Abbaye des fusiliers
J.-F. Parisod, pour le Conseil de l’Abbaye des fusiliers de la paroisse de Villette | Avec l’arrivée du printemps les tireurs commencent à avoir l’œil qui frétille et de sérieux fourmillements au niveau de l’index ! Il est temps de dégraisser nos canons ! Comme chaque année depuis plus de 305 ans, les membres bourgeois de notre Abbaye des fusiliers de la paroisse de Villette vont se retrouver dans la joie et la bonne humeur autour de leurs cibles préférées. Quel chemin parcouru depuis le premier tir qui s’effectuait sur un oiseau en papier à 50 m, à la création de notre abbaye. Toutes ces années d’évolution ont permis d’arriver, en 2016, à viser à plus de 300 m sur des cibles électroniques !
Fidèles héritiers des tireurs émérites des anciennes milices vaudoises de la République de Berne, nous sommes toujours intéressés à fouiller nos inestimables archives et à pouvoir donner ainsi quelques renseignements et explications sur la vie et la sécurité de notre belle région de Lavaux, et plus particulièrement durant la période du 18e siècle. En effet le site du Signal de Grandvaux a attiré toute notre attention et notre curiosité.
Revenons quelques centaines d’années en arrière. Le système de défense, à cette époque, reposait aussi sur un système de soldat de milice. La Confédération d’alors, et le Canton de Berne surtout, ne disposaient pas d’armée de métier, et celle-ci comptait beaucoup sur ses milices du Pays de Vaud. Mais comment informer sa population et ses citoyens soldats d’une menace surprise et rapide à l’encontre de son territoire ? Il faut prendre en compte qu’il n’y avait pas, comme aujourd’hui, de radars, de téléphones voire de sirènes d’alarme, ou de radios à disposition.
En 1734 déjà, un ingénieux système de «feu d’alarme» (signaux) fut développé sur tout le territoire de la République de Berne. A cette époque, on comptait 146 «signaux» dont 67 rien que dans le Pays de Vaud. Il s’agissait du plus grand réseau de l’ancienne Confédération. Construits selon un modèle standard, ces signaux étaient situés bien évidemment sur des points élevés et dégagés du relief. Un croquis ci-dessus nous décrit précisément la situation.
On érigeait un faisceau de trois troncs d’arbre de 12 mètres (1) entre lesquels était construite une plateforme (2) sur laquelle était empilé le bois à brûler (3). Un espace central dégagé faisait office de cheminée (4) et le tout était recouvert de paille.
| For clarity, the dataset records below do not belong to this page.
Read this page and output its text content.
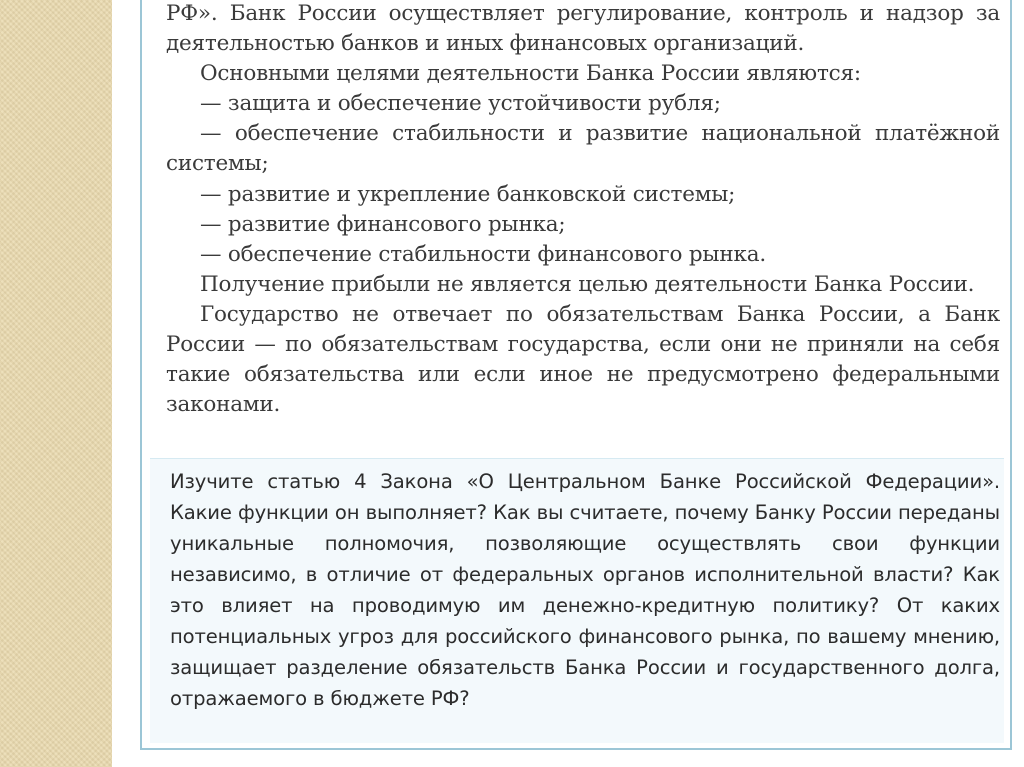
РФ». Банк России осуществляет регулирование, контроль и надзор за деятельностью банков и иных финансовых организаций.

Основными целями деятельности Банка России являются:

— защита и обеспечение устойчивости рубля;

— обеспечение стабильности и развитие национальной платёжной системы;

— развитие и укрепление банковской системы;

— развитие финансового рынка;

— обеспечение стабильности финансового рынка.

Получение прибыли не является целью деятельности Банка России.

Государство не отвечает по обязательствам Банка России, а Банк России — по обязательствам государства, если они не приняли на себя такие обязательства или если иное не предусмотрено федеральными законами.

Изучите статью 4 Закона «О Центральном Банке Российской Федерации». Какие функции он выполняет? Как вы считаете, почему Банку России переданы уникальные полномочия, позволяющие осуществлять свои функции независимо, в отличие от федеральных органов исполнительной власти? Как это влияет на проводимую им денежно-кредитную политику? От каких потенциальных угроз для российского финансового рынка, по вашему мнению, защищает разделение обязательств Банка России и государственного долга, отражаемого в бюджете РФ?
Si l’alarme devait être donnée de jour, on conservait un tas de bois vert (6) à proximité, afin de produire de la fumée. Un instrument de visée (7) permettait d’apercevoir les flammes des feux les plus proches et d’éviter ainsi les fausses alertes si un objet quelconque prenait feu aux environs d’un «signal». En complément, l’alerte pouvait être donnée au moyen de fusées (8) et de tirs de mortier (9). En période de tensions et de crises, les feux d’alarme étaient surveillés et entretenus par un détachement (10) logé dans une cabane construite à proximité (11).
Il est intéressant de souligner qu’en 1991, lors du 700e anniversaire de la Confédération, afin de montrer la collaboration entre les cinq cantons du plateau suisse (VD-FR-BE-AG-SO), un projet de reconstruction du réseau de feux d’alarme de l’époque fut réalisé. On construisit au niveau du réservoir des Crêts, sur les hauteurs de Grandvaux, un authentique «signal d’alarme» grandeur nature (voir photo ci-dessous). Les sapeurs-pompiers de la commune, maîtres d’ouvrage, avaient allumé cet impressionnant bûcher un vendredi soir de mai, par une belle soirée chaude et estivale. Ils complétaient ainsi les 150 feux embrasés selon un ordre précis, de la périphérie vers le centre, soit la cathédrale de Berne, en formant ainsi une croix suisse symbolique.
Après ce rappel historique, témoin d’une Suisse d’alors toujours soucieuse de sa sécurité, il n’est plus nécessaire, de nos jours, d’allumer un feu d’une telle envergure pour «alarmer» nos membres tireurs, les vendredi 29 et samedi 30 avril 2016 prochains ! Car nos confrères ont déjà tous réservé ce merveilleux moment où ils seront réunis, au stand de la Bedaulaz à Forel, pour se confronter, jeunes et vieux, dans l’amitié et l’amour du tir de précision.
Ce week-end sportif qui s’annonce, avec nos amis tireurs des Abbayes de Forel et du Cordon vert et noir, nous réjouit déjà et nous serions très heureux de nous retrouver ainsi dans la bonne humeur et la fraternité.